IGN praised the fifth season and its finale as a return to form for Grey's Anatomy, noting that the season successfully restored the well-balanced mix of emotion and drama that characterized the show’s earlier seasons. They added that while the season was an overall success, better planning of future story arcs would ensure a more cohesive narrative in Season 6. IGN concluded, "a return to form for a show that had seemingly flatlined".

PopSugar highlighted the emotional stakes of the episode, stating, "Izzie might be dying! George might be dying!" They lauded the symbolic imagery of Izzie in her pink prom dress and George in his army uniform meeting in an elevator as their colleagues tried desperately to save them back in the hospital. The site also touched on Meredith Grey (Ellen Pompeo) and Derek Shepherd's (Patrick Dempsey) unconventional wedding, noting, "that post-it is enough for me", while acknowledging that they may need to formalize their marriage legally in the future.
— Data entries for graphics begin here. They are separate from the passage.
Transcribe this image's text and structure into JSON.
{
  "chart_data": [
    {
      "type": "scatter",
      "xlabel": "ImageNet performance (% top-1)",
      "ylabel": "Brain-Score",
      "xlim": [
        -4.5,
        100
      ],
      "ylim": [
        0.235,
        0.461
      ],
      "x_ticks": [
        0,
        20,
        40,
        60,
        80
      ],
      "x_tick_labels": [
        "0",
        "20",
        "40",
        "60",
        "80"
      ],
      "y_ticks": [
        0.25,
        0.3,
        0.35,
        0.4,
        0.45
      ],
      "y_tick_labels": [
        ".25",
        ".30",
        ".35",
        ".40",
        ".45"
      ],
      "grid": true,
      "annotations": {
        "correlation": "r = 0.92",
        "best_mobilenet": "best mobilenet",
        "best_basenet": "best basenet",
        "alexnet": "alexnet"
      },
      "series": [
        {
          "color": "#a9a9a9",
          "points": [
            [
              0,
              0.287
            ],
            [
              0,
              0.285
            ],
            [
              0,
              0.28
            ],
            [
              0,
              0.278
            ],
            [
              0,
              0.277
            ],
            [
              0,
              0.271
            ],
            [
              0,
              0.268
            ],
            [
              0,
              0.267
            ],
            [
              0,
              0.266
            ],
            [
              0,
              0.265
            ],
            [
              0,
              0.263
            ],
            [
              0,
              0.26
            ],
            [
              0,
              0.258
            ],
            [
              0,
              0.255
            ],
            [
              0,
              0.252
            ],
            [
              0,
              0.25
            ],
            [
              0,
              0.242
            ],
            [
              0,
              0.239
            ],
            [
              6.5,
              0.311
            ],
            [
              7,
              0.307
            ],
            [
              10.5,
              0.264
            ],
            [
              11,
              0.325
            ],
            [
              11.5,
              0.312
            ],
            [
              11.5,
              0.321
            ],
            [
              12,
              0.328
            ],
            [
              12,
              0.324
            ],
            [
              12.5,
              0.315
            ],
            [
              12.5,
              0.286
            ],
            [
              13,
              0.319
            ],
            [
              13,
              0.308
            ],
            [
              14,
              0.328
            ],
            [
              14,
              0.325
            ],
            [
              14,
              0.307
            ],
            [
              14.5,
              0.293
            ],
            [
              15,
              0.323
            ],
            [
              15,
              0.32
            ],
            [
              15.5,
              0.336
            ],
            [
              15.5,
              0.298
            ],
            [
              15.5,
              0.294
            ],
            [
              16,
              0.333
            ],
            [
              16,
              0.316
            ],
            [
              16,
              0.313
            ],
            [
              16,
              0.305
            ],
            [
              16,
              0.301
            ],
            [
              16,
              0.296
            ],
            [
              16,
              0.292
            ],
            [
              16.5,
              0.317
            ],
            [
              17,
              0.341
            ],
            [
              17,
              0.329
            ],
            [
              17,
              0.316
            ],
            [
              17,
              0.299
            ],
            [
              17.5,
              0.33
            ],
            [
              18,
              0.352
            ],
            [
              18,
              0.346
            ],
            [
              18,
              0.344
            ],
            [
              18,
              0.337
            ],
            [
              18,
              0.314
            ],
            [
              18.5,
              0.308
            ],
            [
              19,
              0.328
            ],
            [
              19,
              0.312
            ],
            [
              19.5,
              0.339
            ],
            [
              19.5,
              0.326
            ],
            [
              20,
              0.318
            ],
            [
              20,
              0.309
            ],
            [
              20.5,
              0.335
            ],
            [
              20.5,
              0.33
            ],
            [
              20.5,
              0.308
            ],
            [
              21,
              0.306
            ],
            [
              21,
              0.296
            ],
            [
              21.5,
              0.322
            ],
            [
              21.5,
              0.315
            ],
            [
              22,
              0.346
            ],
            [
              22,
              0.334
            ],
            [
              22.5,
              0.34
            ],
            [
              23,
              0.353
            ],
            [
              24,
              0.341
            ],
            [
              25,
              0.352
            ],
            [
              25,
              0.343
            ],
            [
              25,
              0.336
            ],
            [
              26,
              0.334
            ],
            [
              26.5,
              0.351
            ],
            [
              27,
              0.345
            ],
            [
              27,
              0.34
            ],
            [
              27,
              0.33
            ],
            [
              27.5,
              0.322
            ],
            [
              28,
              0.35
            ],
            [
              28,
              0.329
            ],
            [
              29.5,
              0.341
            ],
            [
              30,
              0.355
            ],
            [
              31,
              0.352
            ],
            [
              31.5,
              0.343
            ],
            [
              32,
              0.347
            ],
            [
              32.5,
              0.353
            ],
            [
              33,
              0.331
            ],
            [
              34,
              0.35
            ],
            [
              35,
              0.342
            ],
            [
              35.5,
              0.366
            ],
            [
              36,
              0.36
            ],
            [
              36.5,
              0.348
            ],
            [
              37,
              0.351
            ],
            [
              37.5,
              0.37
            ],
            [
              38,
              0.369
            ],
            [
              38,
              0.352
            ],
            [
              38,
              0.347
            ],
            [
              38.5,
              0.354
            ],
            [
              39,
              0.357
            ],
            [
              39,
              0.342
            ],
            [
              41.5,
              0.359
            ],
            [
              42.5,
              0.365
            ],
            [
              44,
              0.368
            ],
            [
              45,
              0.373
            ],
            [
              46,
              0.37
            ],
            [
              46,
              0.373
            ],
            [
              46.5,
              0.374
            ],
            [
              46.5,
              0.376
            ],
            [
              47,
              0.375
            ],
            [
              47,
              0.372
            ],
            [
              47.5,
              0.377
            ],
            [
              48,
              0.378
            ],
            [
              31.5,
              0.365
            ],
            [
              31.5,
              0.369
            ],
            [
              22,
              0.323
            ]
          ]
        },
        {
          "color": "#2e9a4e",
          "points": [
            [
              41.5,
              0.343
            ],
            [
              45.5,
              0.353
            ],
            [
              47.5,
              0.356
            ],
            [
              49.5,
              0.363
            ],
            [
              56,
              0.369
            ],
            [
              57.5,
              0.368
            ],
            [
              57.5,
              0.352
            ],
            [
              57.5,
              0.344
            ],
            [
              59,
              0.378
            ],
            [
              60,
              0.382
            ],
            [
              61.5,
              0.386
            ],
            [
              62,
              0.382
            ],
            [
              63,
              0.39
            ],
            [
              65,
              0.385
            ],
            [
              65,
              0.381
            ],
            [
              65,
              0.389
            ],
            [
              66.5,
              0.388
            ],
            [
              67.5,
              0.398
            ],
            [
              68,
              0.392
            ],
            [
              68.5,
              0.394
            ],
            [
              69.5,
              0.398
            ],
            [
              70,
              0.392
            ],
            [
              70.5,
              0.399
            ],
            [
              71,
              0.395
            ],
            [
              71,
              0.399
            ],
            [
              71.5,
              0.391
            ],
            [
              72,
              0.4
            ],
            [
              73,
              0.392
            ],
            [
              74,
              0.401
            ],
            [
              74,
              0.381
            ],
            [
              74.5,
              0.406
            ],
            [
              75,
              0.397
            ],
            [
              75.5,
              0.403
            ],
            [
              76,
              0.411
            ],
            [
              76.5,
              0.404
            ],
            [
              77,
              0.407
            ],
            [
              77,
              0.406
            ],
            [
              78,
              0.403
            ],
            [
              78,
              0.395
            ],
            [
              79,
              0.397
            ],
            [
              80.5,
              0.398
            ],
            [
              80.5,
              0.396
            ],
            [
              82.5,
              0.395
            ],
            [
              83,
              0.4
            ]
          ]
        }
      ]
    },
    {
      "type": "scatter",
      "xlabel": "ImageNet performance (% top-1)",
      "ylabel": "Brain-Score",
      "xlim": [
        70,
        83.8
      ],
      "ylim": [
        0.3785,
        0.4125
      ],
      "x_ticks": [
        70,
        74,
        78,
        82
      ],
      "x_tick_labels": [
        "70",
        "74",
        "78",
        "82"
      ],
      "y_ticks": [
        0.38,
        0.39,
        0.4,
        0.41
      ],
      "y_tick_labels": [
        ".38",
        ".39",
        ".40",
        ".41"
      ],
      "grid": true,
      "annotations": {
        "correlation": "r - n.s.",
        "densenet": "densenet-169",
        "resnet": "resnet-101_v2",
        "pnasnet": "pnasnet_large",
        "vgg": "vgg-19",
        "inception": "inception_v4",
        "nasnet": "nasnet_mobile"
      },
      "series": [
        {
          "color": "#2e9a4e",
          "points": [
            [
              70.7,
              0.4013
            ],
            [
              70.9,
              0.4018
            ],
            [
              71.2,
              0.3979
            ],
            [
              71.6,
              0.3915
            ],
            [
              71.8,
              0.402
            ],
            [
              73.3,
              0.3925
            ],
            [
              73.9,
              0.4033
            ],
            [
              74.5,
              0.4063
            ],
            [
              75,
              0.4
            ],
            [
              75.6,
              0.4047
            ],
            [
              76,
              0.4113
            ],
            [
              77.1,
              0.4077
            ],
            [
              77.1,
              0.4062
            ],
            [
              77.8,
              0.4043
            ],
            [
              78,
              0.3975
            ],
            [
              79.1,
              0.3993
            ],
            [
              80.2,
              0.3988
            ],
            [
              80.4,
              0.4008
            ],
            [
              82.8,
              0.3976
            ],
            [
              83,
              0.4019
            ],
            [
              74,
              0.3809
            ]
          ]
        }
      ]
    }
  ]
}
PopSugar also praised Sandra Oh and Kevin McKidd, stating, "every scene with Cristina and Owen feels so tense I can barely breathe".

Alan Sepinwall gave the episode a glowing review, commending the use of the core cast, particularly the Cristina/Owen and Izzie/Alex scenes. Sepinwall singled out Chandra Wilson (Miranda Bailey) as a standout, particularly in her emotional scenes with James Pickens Jr. (Richard Webber). He also praised Meredith and Derek's post-it note wedding as being "so perfect for their characters". Despite knowing some plot details beforehand, Sepinwall appreciated the episode's execution, noting that Grey's Anatomy is at its best when it fully connects with the emotional pitch it's aiming for, calling it a "free-swinging power-hitter".